When a retirement plan brings in outside help to manage its investment lineup, the letters attached to that relationship can matter as much as the advice itself. Two designations under federal pension law describe very different levels of authority, and confusing them can leave a plan sponsor unsure of who is actually making the calls.
The short answer
Under ERISA, a 3(21) fiduciary offers investment recommendations that the plan sponsor can accept, modify, or reject, while a 3(38) fiduciary is granted full discretionary authority to select and change investments on its own. The core difference is who has the final say and who carries legal responsibility for that specific decision.

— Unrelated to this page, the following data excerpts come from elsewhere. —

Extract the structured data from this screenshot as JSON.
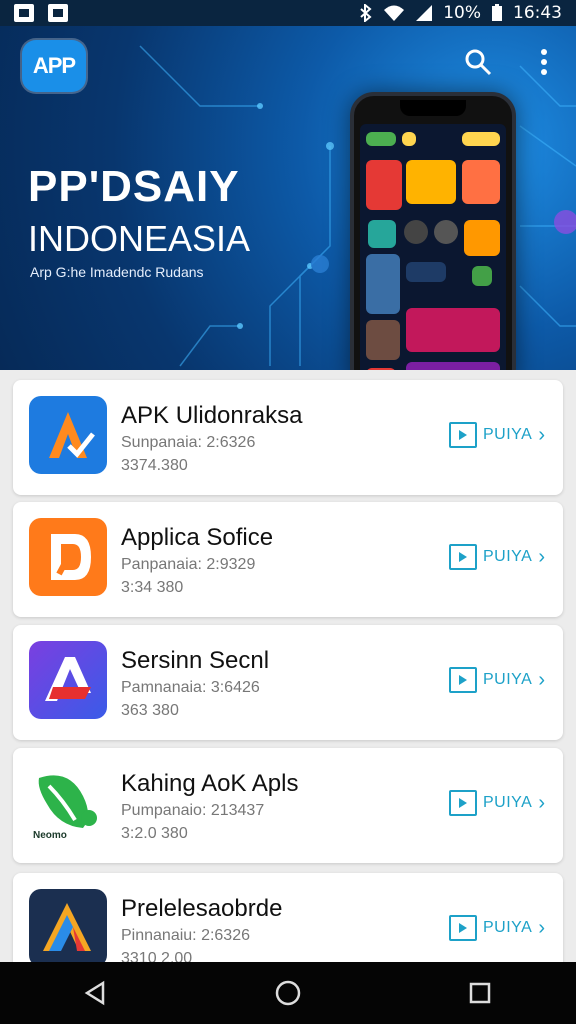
{
  "status_bar": {
    "battery": "10%",
    "time": "16:43",
    "icons": [
      "image-icon",
      "image-icon",
      "bluetooth-icon",
      "wifi-icon",
      "signal-icon",
      "battery-icon"
    ]
  },
  "hero": {
    "logo_text": "APP",
    "title": "PP'DSAIY",
    "subtitle": "INDONEASIA",
    "tagline": "Arp G:he Imadendc Rudans",
    "actions": [
      "search-icon",
      "more-vert-icon"
    ]
  },
  "apps": [
    {
      "name": "APK Ulidonraksa",
      "meta1": "Sunpanaia: 2:6326",
      "meta2": "3374.380",
      "action_label": "PUIYA",
      "icon_colors": [
        "#1e7be0",
        "#ff8a1e"
      ],
      "icon_text": ""
    },
    {
      "name": "Applica Sofice",
      "meta1": "Panpanaia: 2:9329",
      "meta2": "3:34 380",
      "action_label": "PUIYA",
      "icon_colors": [
        "#ff7a1a",
        "#ffffff"
      ],
      "icon_text": ""
    },
    {
      "name": "Sersinn Secnl",
      "meta1": "Pamnanaia: 3:6426",
      "meta2": "363 380",
      "action_label": "PUIYA",
      "icon_colors": [
        "#7b3fe0",
        "#e63030"
      ],
      "icon_text": ""
    },
    {
      "name": "Kahing AoK Apls",
      "meta1": "Pumpanaio: 213437",
      "meta2": "3:2.0 380",
      "action_label": "PUIYA",
      "icon_colors": [
        "#2db34a",
        "#ffffff"
      ],
      "icon_text": "Neomo"
    },
    {
      "name": "Prelelesaobrde",
      "meta1": "Pinnanaiu: 2:6326",
      "meta2": "3310 2.00",
      "action_label": "PUIYA",
      "icon_colors": [
        "#1b2f50",
        "#f5a623"
      ],
      "icon_text": ""
    }
  ],
  "nav": [
    "back-icon",
    "home-icon",
    "recents-icon"
  ]
}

Choosing between them changes how much oversight work a sponsor retains, though it doesn’t erase the sponsor’s broader duties.
How a 3(21) relationship works
A 3(21) investment advisor operates as a co-fiduciary. It studies the plan’s fund lineup, benchmarks costs and performance, and delivers recommendations in writing, but the plan sponsor — often a business owner or a committee of employees — makes the actual decision to add, remove, or keep a given fund. Because the sponsor retains that final signature, it also retains a share of the liability if a recommendation turns out to be a poor fit or goes unexamined for too long. The advisor is accountable for the quality of the advice given, not for whether the sponsor acted on it wisely.
How a 3(38) relationship shifts the picture
A 3(38) fiduciary is different in kind, not just degree. It receives contractual, discretionary authority over some or all of the plan’s investment menu, meaning it can add, remove, and replace funds without routing each change back to the sponsor for approval. This can meaningfully reduce the sponsor’s exposure to claims specifically about fund selection and monitoring, since that task has been delegated to a professional bound by the same fiduciary standard. It doesn’t, however, remove the sponsor’s ongoing duty to monitor whether the 3(38) itself is doing a competent job — delegation shifts one layer of responsibility, not all of it.
Why smaller plans weigh this differently
Employers running a plan without a dedicated benefits or investment staff often find the 3(38) structure appealing precisely because it removes a task few small business owners are equipped to perform well: continually evaluating expense ratios, share classes, and fund performance against appropriate benchmarks. Larger organizations with an internal retirement committee sometimes prefer the 3(21) model instead, since it keeps ultimate investment authority in-house while still benefiting from professional input. Cost structures for the two services can also differ, and that’s worth factoring in alongside the liability question.
What the choice does and doesn’t solve
It’s worth being clear-eyed about what either arrangement accomplishes. Neither designation is a shortcut around selecting a qualified financial advisor in the first place, and neither eliminates the sponsor’s broader fiduciary duty to act prudently and solely in participants’ interest. Plans that treat either arrangement as a “set it and forget it” solution are the ones most likely to end up facing scrutiny — a pattern that shows up in the allegations behind many excessive fee disputes brought against plan sponsors over the years.
The takeaway
The 3(21) versus 3(38) distinction is really a question of where a specific decision-making authority sits and who answers for it. A 3(21) advisor informs; a 3(38) advisor decides. Either structure can work well when it’s paired with genuine oversight, documentation, and periodic review — the parts of the fiduciary role that never get fully delegated away.